An Inefficient Plastic Injection Molding Process
The development of modern day plastics continues to be kept afloat by strong consumer demand. However, as witnessed in the Egyptian plant, plastic production techniques are often faced with challenges in achieving consistently good quality products (Maged et al., 2019). The company identifies the plastic injection molding process as a critical production phase. It involves the conversion of hot melt into pre-designed plastic products for specific purposes. Raw thermoplastic material is first melted before injection at immense pressure into a pre-designed cast. The Egyptian firm sells products with plastic parts like irons, fans, choppers, and blowers (Maged et al., 2019). The largest manufacturing process within the company involves the production of a diverse array of plastic components.

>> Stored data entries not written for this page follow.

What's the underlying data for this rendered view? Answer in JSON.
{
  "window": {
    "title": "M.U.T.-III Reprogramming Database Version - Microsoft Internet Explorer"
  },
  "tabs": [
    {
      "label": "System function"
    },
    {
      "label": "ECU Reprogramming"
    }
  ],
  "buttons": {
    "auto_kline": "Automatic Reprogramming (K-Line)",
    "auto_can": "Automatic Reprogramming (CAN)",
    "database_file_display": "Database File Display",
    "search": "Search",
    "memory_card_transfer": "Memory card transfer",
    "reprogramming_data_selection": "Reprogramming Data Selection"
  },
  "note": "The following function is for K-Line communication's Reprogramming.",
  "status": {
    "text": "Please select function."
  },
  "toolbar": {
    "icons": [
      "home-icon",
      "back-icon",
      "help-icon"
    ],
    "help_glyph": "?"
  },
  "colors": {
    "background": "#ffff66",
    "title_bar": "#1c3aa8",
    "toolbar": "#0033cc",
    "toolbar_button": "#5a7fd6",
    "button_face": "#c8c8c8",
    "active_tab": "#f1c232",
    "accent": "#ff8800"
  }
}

Unfortunately, it is common to encounter numerous plastic injection molding processes producing unfavorable outcomes. These include the production of huge quantities of defective plastic parts (Maged et al., 2019). These non conforming parts cannot be used in the rest of the production process and are thus considered as plastic scrap. The Egyptian firm terms such outcomes as being very costly in terms of time and organization resources, especially when it comes to reclaiming them for reuse (Maged et al., 2019). The firm is also keen on conforming to environmental regulations put in place by the Egyptian government. This involves ensuring that waste management processes attain high levels of efficiency when disposing defective materials. The best way to cut back on operational losses and to keep in line with government regulations is for the firm to lower the rate of production relative to plastic scrap (Maged et al.